This week I've been sitting through the English department orientation for new Teaching Fellows, thinking and talking about the class of 2013. I have to admit that I'm starting to feel like I've been blessed with a strange double-sightedness. While most people who know me are unsurprised that I'm strangely fond of Miley Cyrus's "Party in the USA" and enjoy Top 40 radio (yes, radio) for the reason that it's just so darn catchy, I'm noticing that there are a bunch of songs that I would also sing along to appearing with an alarming frequency on LiteFM stations everywhere. (Case in point: I spent last night discussing the songs that I tend to belt out at traffic lights when the windows are down. This tends to be embarassing. One of those songs is "How Do You Talk to an Angel?" I not only identifyed this song on a restaurant radio, but traced its origins back to the one (or so) episode run of The Heights, the Melrose Place spinoff that only someone far too young to watch and understand Melrose Place would be interested in remembering.)
I entered college 10 years ago, in 1999, and while I feel connected in some ways to the First-Year students (or Newbies) that I'll be meeting and teaching on Monday, in other ways we couldn't be more removed from each other. As I was watching families lug comforters, plastic stacking units, microwaves, tvs, clothes, and the various contraband items that our new students have stowed with their possessions to their dorm rooms, I could remember a similarly disgustingly hot day in August when I was dropped off in a strange place, to live in a strange room, with a stranger, and told that the other nearby strangers would help shape my adult life. But, unlike the Newbies, I have the advantage of knowing how that all worked out and how right or wrong these statements were. In some cases, they were mostly right, but it's actually pretty complicated to try to fully agree with any of those first week statements after you've lived through the whole fun/messy/odd college experience.

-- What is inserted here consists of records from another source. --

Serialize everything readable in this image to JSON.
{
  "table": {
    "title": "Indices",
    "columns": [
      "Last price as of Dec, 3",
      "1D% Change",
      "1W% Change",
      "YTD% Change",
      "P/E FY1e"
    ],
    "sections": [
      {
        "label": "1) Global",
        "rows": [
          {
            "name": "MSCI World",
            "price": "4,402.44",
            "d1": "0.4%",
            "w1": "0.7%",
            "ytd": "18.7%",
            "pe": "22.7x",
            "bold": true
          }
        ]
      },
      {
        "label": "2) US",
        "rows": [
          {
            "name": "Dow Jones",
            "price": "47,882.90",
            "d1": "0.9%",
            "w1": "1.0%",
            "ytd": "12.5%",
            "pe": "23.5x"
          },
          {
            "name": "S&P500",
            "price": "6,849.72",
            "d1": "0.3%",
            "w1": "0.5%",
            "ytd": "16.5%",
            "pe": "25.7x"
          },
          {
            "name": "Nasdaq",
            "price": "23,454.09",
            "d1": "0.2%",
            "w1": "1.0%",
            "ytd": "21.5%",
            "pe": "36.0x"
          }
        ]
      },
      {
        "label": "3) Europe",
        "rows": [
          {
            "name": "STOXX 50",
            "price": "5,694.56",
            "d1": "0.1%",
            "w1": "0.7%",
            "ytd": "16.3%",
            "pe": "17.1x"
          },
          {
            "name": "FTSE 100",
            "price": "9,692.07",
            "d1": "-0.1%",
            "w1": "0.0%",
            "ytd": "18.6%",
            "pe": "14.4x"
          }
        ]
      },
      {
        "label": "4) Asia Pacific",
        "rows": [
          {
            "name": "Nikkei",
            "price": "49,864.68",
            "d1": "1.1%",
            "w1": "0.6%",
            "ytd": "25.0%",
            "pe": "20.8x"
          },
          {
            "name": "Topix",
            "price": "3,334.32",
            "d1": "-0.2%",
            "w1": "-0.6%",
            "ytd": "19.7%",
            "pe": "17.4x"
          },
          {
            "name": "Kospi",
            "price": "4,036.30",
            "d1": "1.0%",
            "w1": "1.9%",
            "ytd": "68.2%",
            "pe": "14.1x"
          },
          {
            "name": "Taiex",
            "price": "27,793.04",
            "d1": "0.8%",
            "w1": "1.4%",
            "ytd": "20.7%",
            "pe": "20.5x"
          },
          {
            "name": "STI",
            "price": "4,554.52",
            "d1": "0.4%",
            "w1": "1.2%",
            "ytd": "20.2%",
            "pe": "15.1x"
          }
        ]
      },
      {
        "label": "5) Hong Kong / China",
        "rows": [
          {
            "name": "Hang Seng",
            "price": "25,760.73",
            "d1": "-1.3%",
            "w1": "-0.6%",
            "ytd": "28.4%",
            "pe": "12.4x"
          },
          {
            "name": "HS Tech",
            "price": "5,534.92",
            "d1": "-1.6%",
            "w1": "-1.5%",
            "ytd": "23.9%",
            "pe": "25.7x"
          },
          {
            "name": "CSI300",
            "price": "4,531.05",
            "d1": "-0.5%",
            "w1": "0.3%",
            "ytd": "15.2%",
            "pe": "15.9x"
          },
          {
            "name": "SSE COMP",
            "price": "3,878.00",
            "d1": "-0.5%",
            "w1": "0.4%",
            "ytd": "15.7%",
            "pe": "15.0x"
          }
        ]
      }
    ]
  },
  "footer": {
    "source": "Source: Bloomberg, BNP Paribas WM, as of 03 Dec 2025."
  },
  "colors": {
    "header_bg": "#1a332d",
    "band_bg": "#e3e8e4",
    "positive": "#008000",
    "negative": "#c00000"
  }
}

Another thing that startles me at the beginning of every school year is the fact that while I've lived through a good number of technological, social, cultural, and political changes, for my Newbies, things have always been certain ways. Every year Beloit College posts the "Mindset List" for each incoming college class that gives a general summary of what life has "always been like" for the students entering college. And while I can definitely see the damage #20 has done to them (high-stakes educational testing) in the classroom, I really didn't realize what this group looked like culturally until I read the list. A good deal of my shock might come from the fact that I was 10 years old (or 9, if you count in the late birthdays) when this class was born and I was just starting to become aware of the world around me. I remember when Magic Johnson announced he had HIV. I was in a school full of fifth-graders and people told each other Magic Johnson jokes at lunch and thought they were up on current events. I remember the advent of blue Jello, though I still wish they would re-focus all their efforts into only making red Jello. I remember "discovering" salsa and the early days of its presence in my parents' house. And while I was briefly caught up in the early Berry Berry Kix hype, I still think it's too sugary and pretty disgusting. Especially when it's stale. And I would probably bet good money that my brother would still eat it should a box come his way.

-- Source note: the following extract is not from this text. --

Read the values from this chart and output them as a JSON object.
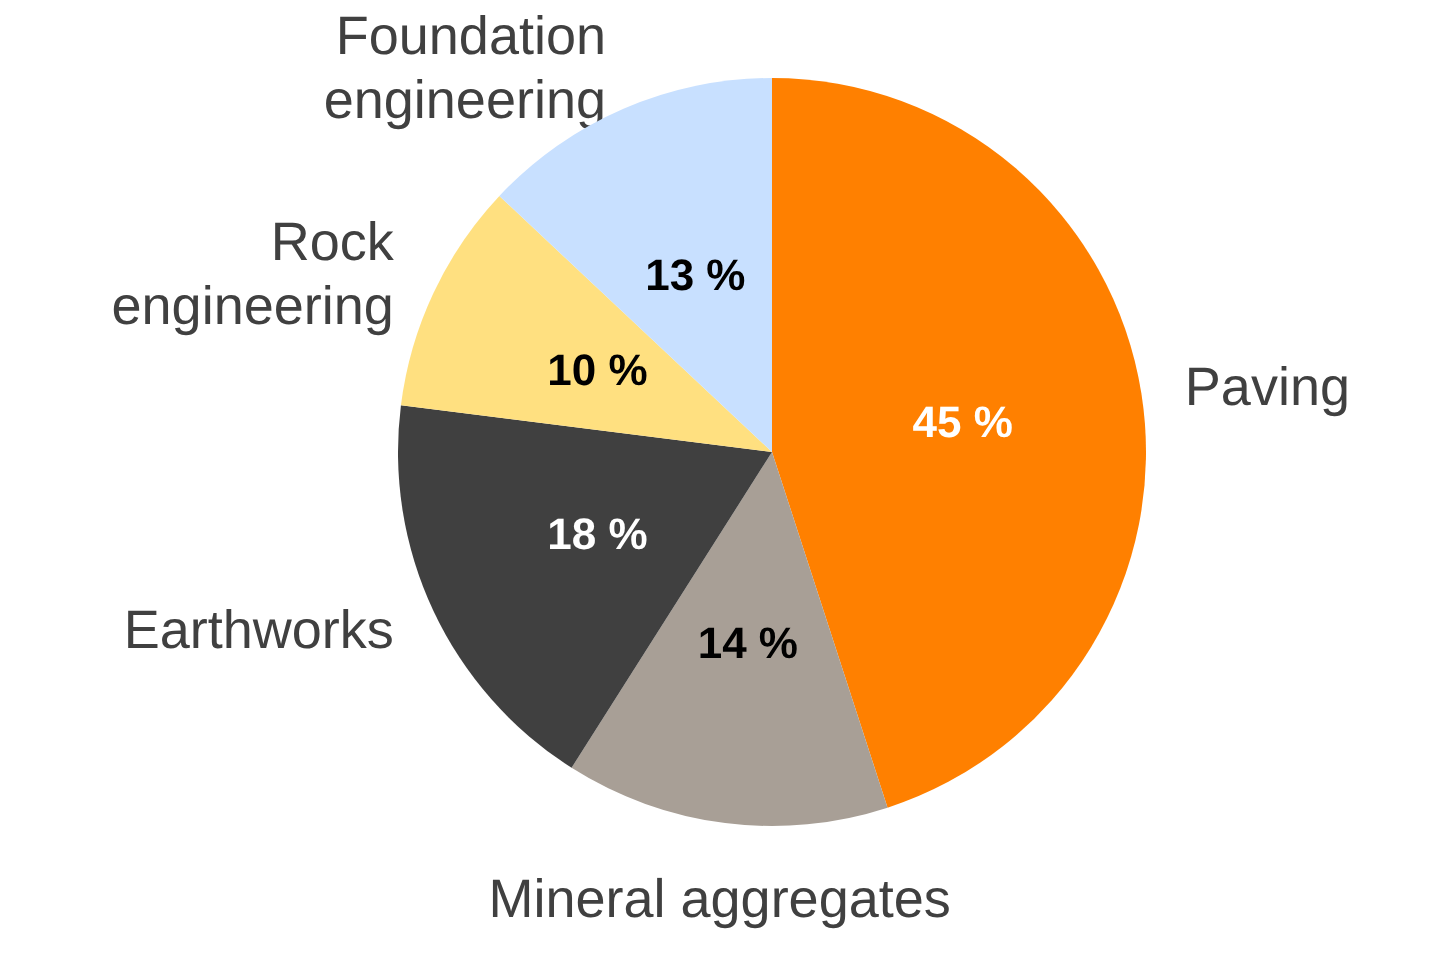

So, what's my point? Well, I'm not sure exactly. I don't feel old remembering the world both before and after these changes. But I feel oddly in between my students and something else in the world. We are definitely of different mindsets and awarenesses; like my parents and other people who aquired portable technology later in life I have a stringent set of rules and expectations regarding its use. But in other ways we're very similar. I'm glad I don't have to use a card catalog anymore. But I'm also glad that I had to go on that fieldtrip to learn how.